It’s not much of an update. I checked around yesterday to see if anything had happened in the defamation lawsuit filed by Joseph Farah of WorldNetDaily against Esquire magazine, who had published a spoof article saying that Jerome Corsi’s book, Where’s the Birth Certificate?, was being recalled and pulped.
I speculated whether the District of Columbia’s anti-SLAPP legislation would apply in this suit in my article “The Empire SLAPPs Back.” WorldNetDaily reports that a decision in the DC District Court case of 3M Company v. Boulter concluded that the DC Anti-SLAPP Act of 2010 does not apply in federal cases. WND wrote (clarification added):
A federal court’s recent ruling that the District of Columbia’s anti-defamation statute does not apply in federal cases [sitting in diversity] could help move forward a federal lawsuit brought by WND against Esquire magazine….

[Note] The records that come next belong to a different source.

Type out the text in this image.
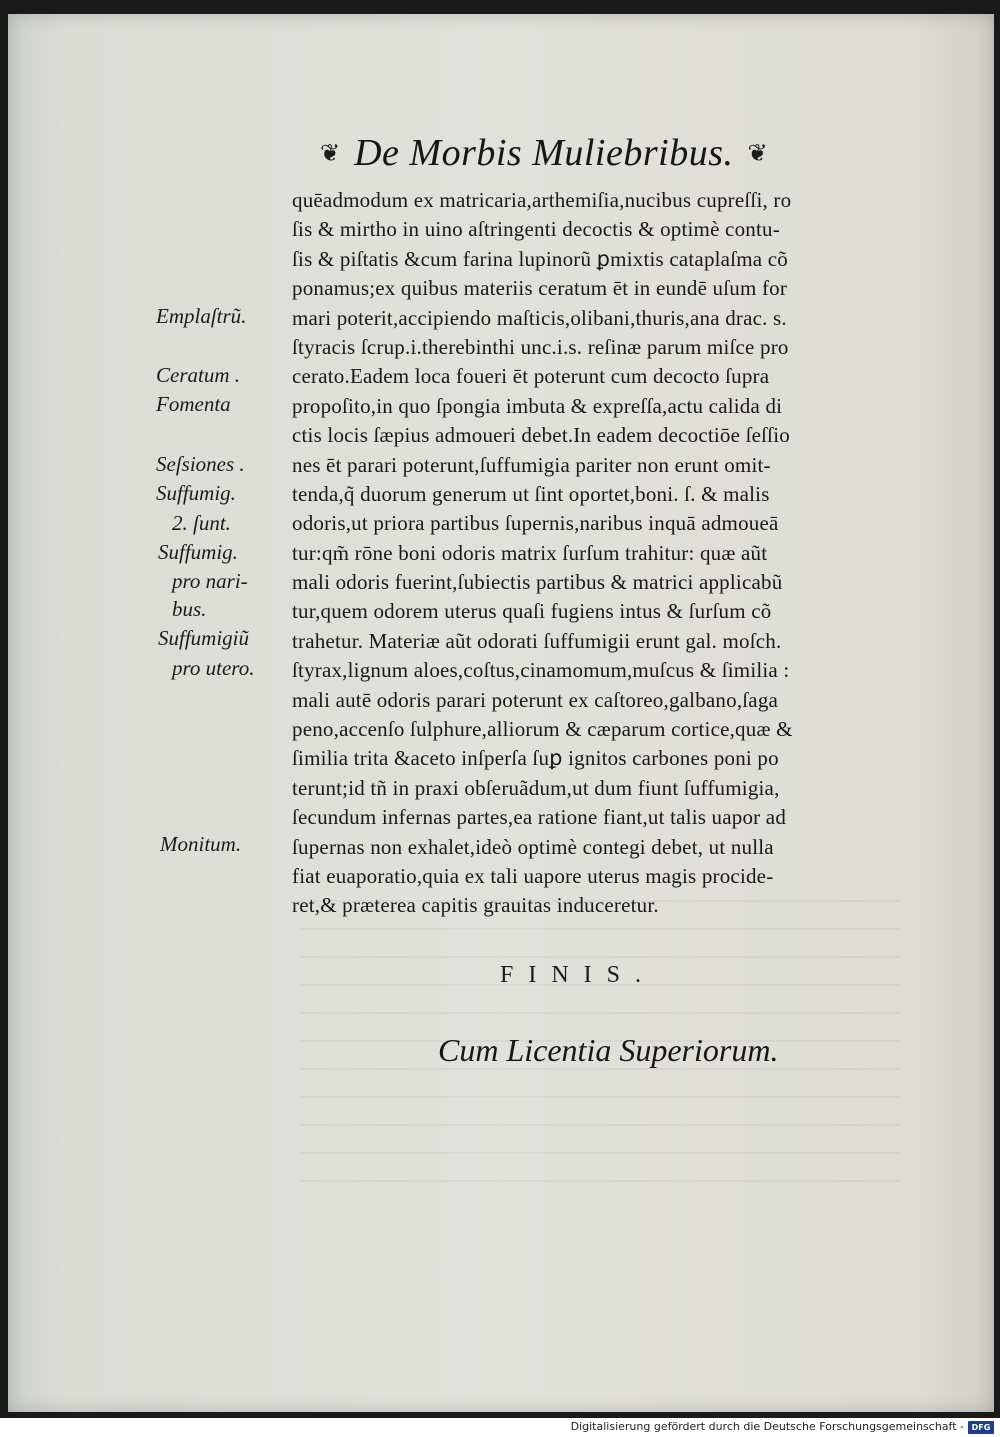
❦ De Morbis Muliebribus. ❦
quēadmodum ex matricaria,arthemiſia,nucibus cupreſſi, ro
ſis & mirtho in uino aſtringenti decoctis & optimè contu-
ſis & piſtatis &cum farina lupinorũ ꝑmixtis cataplaſma cõ
ponamus;ex quibus materiis ceratum ēt in eundē uſum for
mari poterit,accipiendo maſticis,olibani,thuris,ana drac. s.
ſtyracis ſcrup.i.therebinthi unc.i.s. reſinæ parum miſce pro
cerato.Eadem loca foueri ēt poterunt cum decocto ſupra
propoſito,in quo ſpongia imbuta & expreſſa,actu calida di
ctis locis ſæpius admoueri debet.In eadem decoctiōe ſeſſio
nes ēt parari poterunt,ſuffumigia pariter non erunt omit-
tenda,q̃ duorum generum ut ſint oportet,boni. ſ. & malis
odoris,ut priora partibus ſupernis,naribus inquā admoueā
tur:qm̃ rōne boni odoris matrix ſurſum trahitur: quæ aũt
mali odoris fuerint,ſubiectis partibus & matrici applicabũ
tur,quem odorem uterus quaſi fugiens intus & ſurſum cõ
trahetur. Materiæ aũt odorati ſuffumigii erunt gal. moſch.
ſtyrax,lignum aloes,coſtus,cinamomum,muſcus & ſimilia :
mali autē odoris parari poterunt ex caſtoreo,galbano,ſaga
peno,accenſo ſulphure,alliorum & cæparum cortice,quæ &
ſimilia trita &aceto inſperſa ſuꝑ ignitos carbones poni po
terunt;id tñ in praxi obſeruãdum,ut dum fiunt ſuffumigia,
ſecundum infernas partes,ea ratione fiant,ut talis uapor ad
ſupernas non exhalet,ideò optimè contegi debet, ut nulla
fiat euaporatio,quia ex tali uapore uterus magis procide-
ret,& præterea capitis grauitas induceretur.
Emplaſtrũ.
Ceratum .
Fomenta
Seſsiones .
Suffumig.
2. ſunt.
Suffumig.
pro nari-
bus.
Suffumigiũ
pro utero.
Monitum.
FINIS.
Cum Licentia Superiorum.
Digitalisierung gefördert durch die Deutsche Forschungsgemeinschaft - DFG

Oh by the way, Farah’s lawyer is none other than Larry Klayman.
Klayman sent the DC Circuit Court notice of the 3M case on February 20. This is what he said:
This is to advise this Court that on February 2, 2012, this Court ruled in 3M Corporation v. Boulter, No. 11-cv-1527 (RLW) (D.D.C.) (Exhibit 1) that the D.C. Anti-SLAPP Act does not apply in this Court, and, as a result, denying the Special Motion to Dismiss under the Anti-SLAPP Act filed by the defendants in that case. It is now the law of this Court that the Anti-SLAPP Act is not applicable. Thus, the Court should respectfully summarily deny Defendant’s special motion to dismiss, which was filed on August 26, 2011, so that discovery may proceed.
Hearst Publishing on February 24 sent the court its own supplemental authority memorandum and commented:
This [Plaintiff’s] conclusion [that SLAPP is inapplicable] is deeply flawed for several reasons, not least that Judge Leon’s opinion [in DC] (and three federal circuits) reached precisely the opposite conclusion.

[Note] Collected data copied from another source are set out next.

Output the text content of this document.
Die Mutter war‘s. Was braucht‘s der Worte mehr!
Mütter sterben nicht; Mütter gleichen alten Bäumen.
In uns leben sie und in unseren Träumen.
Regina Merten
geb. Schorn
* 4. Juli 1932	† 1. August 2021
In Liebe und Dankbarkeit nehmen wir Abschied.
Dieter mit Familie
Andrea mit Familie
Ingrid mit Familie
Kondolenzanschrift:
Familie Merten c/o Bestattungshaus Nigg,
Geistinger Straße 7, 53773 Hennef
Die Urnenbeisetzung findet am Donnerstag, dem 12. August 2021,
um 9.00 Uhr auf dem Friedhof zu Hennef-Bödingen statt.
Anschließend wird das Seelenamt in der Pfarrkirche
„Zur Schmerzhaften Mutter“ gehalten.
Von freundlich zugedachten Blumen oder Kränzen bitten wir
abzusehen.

Judge Leon in Sherrod v. Breitbart had ruled that the DC Anti-SLAPP act was substantive which would lead to the conclusion that the Erie doctrine applies and therefore Anti-SLAPP motions are allowed even though Judge Leon didn’t allow SLAPP in Sherrod for other reasons.
On April 16, plaintiffs moved to have the order staying discovery vacated (removed).